そしてドルマの気分を陰鬱とさせていたもう一つの理由は、この戦争がいつまでも終わりそうにないことだ。
つまり、下手をすると自分は未来永劫、気がのらない漫画を書き続けないといけない。今も国から与えられた一室にほぼ軟禁されているような状態だ。
国力的にも戦力的にも敵国よりこちらの方が有利であり、順当に行けばこちらが勝つはずの戦争だった。
しかし、その未来予測を覆す強大な存在が交戦中の敵国にいた。信じられないことだがそれはたった一人の女の将軍だった。名前はシルディールといい、敵国においては姫将軍という愛称で呼ばれている。
その姫将軍がどれくらい強いかというと、剣一本であっさりと巨大な生物であるドラゴンを倒してしまうほどである。
さらには飛んでくる大砲の弾すら剣で一刀両断したという武勇伝があり、シルディールが現れた戦場ではこちらの兵士も我先にと逃げまどい、勝負にならないのだ。

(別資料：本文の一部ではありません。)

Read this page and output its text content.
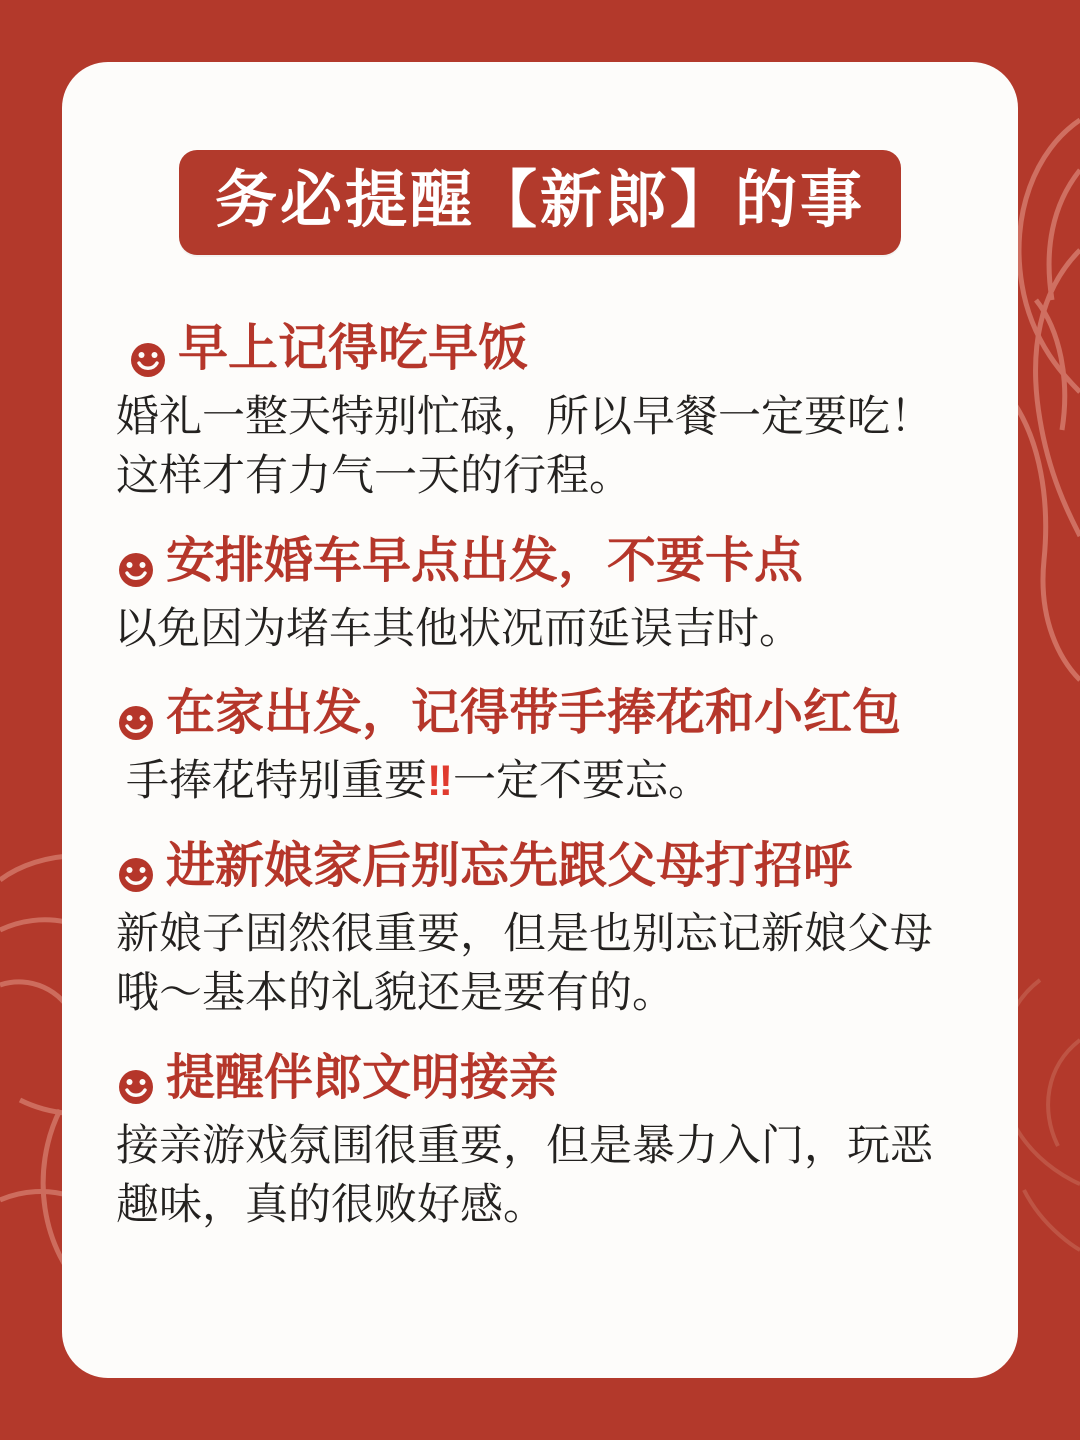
务必提醒【新郎】的事
早上记得吃早饭
婚礼一整天特别忙碌，所以早餐一定要吃！这样才有力气一天的行程。
安排婚车早点出发，不要卡点
以免因为堵车其他状况而延误吉时。
在家出发，记得带手捧花和小红包
手捧花特别重要‼一定不要忘。
进新娘家后别忘先跟父母打招呼
新娘子固然很重要，但是也别忘记新娘父母哦〜基本的礼貌还是要有的。
提醒伴郎文明接亲
接亲游戏氛围很重要，但是暴力入门，玩恶趣味，真的很败好感。
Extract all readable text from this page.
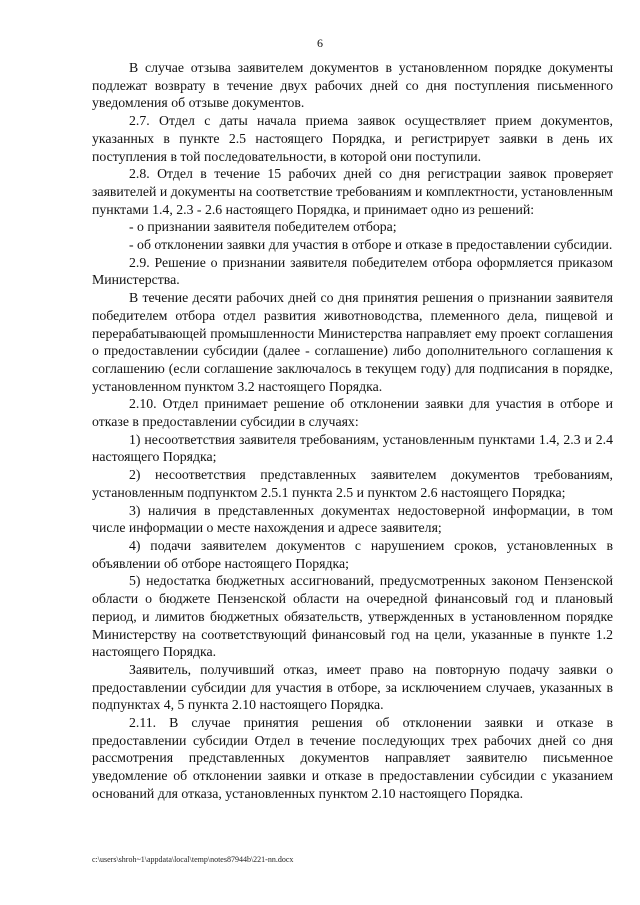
6

В случае отзыва заявителем документов в установленном порядке документы подлежат возврату в течение двух рабочих дней со дня поступления письменного уведомления об отзыве документов.

2.7. Отдел с даты начала приема заявок осуществляет прием документов, указанных в пункте 2.5 настоящего Порядка, и регистрирует заявки в день их поступления в той последовательности, в которой они поступили.

2.8. Отдел в течение 15 рабочих дней со дня регистрации заявок проверяет заявителей и документы на соответствие требованиям и комплектности, установленным пунктами 1.4, 2.3 - 2.6 настоящего Порядка, и принимает одно из решений:

- о признании заявителя победителем отбора;

- об отклонении заявки для участия в отборе и отказе в предоставлении субсидии.

2.9. Решение о признании заявителя победителем отбора оформляется приказом Министерства.

В течение десяти рабочих дней со дня принятия решения о признании заявителя победителем отбора отдел развития животноводства, племенного дела, пищевой и перерабатывающей промышленности Министерства направляет ему проект соглашения о предоставлении субсидии (далее - соглашение) либо дополнительного соглашения к соглашению (если соглашение заключалось в текущем году) для подписания в порядке, установленном пунктом 3.2 настоящего Порядка.

2.10. Отдел принимает решение об отклонении заявки для участия в отборе и отказе в предоставлении субсидии в случаях:

1) несоответствия заявителя требованиям, установленным пунктами 1.4, 2.3 и 2.4 настоящего Порядка;

2) несоответствия представленных заявителем документов требованиям, установленным подпунктом 2.5.1 пункта 2.5 и пунктом 2.6 настоящего Порядка;

3) наличия в представленных документах недостоверной информации, в том числе информации о месте нахождения и адресе заявителя;

4) подачи заявителем документов с нарушением сроков, установленных в объявлении об отборе настоящего Порядка;

5) недостатка бюджетных ассигнований, предусмотренных законом Пензенской области о бюджете Пензенской области на очередной финансовый год и плановый период, и лимитов бюджетных обязательств, утвержденных в установленном порядке Министерству на соответствующий финансовый год на цели, указанные в пункте 1.2 настоящего Порядка.

Заявитель, получивший отказ, имеет право на повторную подачу заявки о предоставлении субсидии для участия в отборе, за исключением случаев, указанных в подпунктах 4, 5 пункта 2.10 настоящего Порядка.

2.11. В случае принятия решения об отклонении заявки и отказе в предоставлении субсидии Отдел в течение последующих трех рабочих дней со дня рассмотрения представленных документов направляет заявителю письменное уведомление об отклонении заявки и отказе в предоставлении субсидии с указанием оснований для отказа, установленных пунктом 2.10 настоящего Порядка.

c:\users\shroh~1\appdata\local\temp\notes87944b\221-nn.docx
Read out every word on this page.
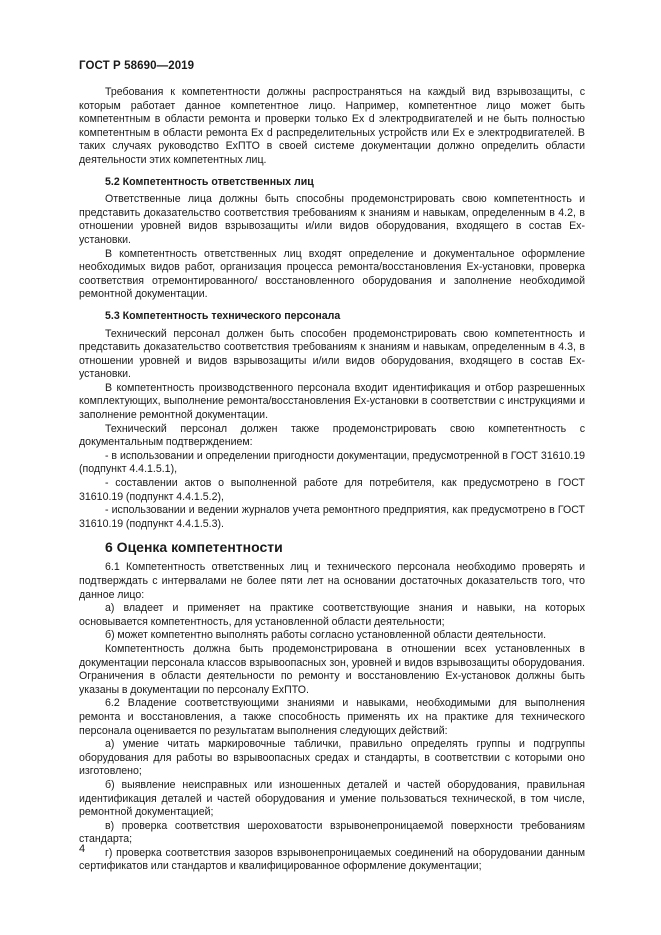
ГОСТ Р 58690—2019

Требования к компетентности должны распространяться на каждый вид взрывозащиты, с которым работает данное компетентное лицо. Например, компетентное лицо может быть компетентным в области ремонта и проверки только Ex d электродвигателей и не быть полностью компетентным в области ремонта Ex d распределительных устройств или Ex e электродвигателей. В таких случаях руководство ExПТО в своей системе документации должно определить области деятельности этих компетентных лиц.

5.2 Компетентность ответственных лиц

Ответственные лица должны быть способны продемонстрировать свою компетентность и представить доказательство соответствия требованиям к знаниям и навыкам, определенным в 4.2, в отношении уровней видов взрывозащиты и/или видов оборудования, входящего в состав Ex-установки.

В компетентность ответственных лиц входят определение и документальное оформление необходимых видов работ, организация процесса ремонта/восстановления Ex-установки, проверка соответствия отремонтированного/ восстановленного оборудования и заполнение необходимой ремонтной документации.

5.3 Компетентность технического персонала

Технический персонал должен быть способен продемонстрировать свою компетентность и представить доказательство соответствия требованиям к знаниям и навыкам, определенным в 4.3, в отношении уровней и видов взрывозащиты и/или видов оборудования, входящего в состав Ex-установки.

В компетентность производственного персонала входит идентификация и отбор разрешенных комплектующих, выполнение ремонта/восстановления Ex-установки в соответствии с инструкциями и заполнение ремонтной документации.

Технический персонал должен также продемонстрировать свою компетентность с документальным подтверждением:

- в использовании и определении пригодности документации, предусмотренной в ГОСТ 31610.19 (подпункт 4.4.1.5.1),

- составлении актов о выполненной работе для потребителя, как предусмотрено в ГОСТ 31610.19 (подпункт 4.4.1.5.2),

- использовании и ведении журналов учета ремонтного предприятия, как предусмотрено в ГОСТ 31610.19 (подпункт 4.4.1.5.3).

6 Оценка компетентности

6.1 Компетентность ответственных лиц и технического персонала необходимо проверять и подтверждать с интервалами не более пяти лет на основании достаточных доказательств того, что данное лицо:

а) владеет и применяет на практике соответствующие знания и навыки, на которых основывается компетентность, для установленной области деятельности;

б) может компетентно выполнять работы согласно установленной области деятельности.

Компетентность должна быть продемонстрирована в отношении всех установленных в документации персонала классов взрывоопасных зон, уровней и видов взрывозащиты оборудования. Ограничения в области деятельности по ремонту и восстановлению Ex-установок должны быть указаны в документации по персоналу ExПТО.

6.2 Владение соответствующими знаниями и навыками, необходимыми для выполнения ремонта и восстановления, а также способность применять их на практике для технического персонала оценивается по результатам выполнения следующих действий:

а) умение читать маркировочные таблички, правильно определять группы и подгруппы оборудования для работы во взрывоопасных средах и стандарты, в соответствии с которыми оно изготовлено;

б) выявление неисправных или изношенных деталей и частей оборудования, правильная идентификация деталей и частей оборудования и умение пользоваться технической, в том числе, ремонтной документацией;

в) проверка соответствия шероховатости взрывонепроницаемой поверхности требованиям стандарта;

г) проверка соответствия зазоров взрывонепроницаемых соединений на оборудовании данным сертификатов или стандартов и квалифицированное оформление документации;

4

他の戦場では優位に立っても、結局シルディールのせいでその勝ち分が帳消しにされてしまう。
シルディールさえいなければこの戦争にはあっさり勝利できて、自分もこのつまらない役目から解放されるはずなのに……とドルマは心の中でののしった。
それと同時に妄想の中でさんざんシルディールを辱める。その顔も姿もすでにこの国で知らぬものはない。敵国においては子どもはもちろん、赤子までその顔を知っているかもしれないほどの英雄だ。
本当に、シルディールさえいなければ……。
……と歯ぎしりしていたドルマの脳裏に、その時絶好のアイディアが閃いた。
戦いを勝利に導き、さらに自分の欲求をも満たせる一挙両得の考え。
ドルマはその思いつきに膝を打ち、さっそく上司に進言しようと部屋を出た。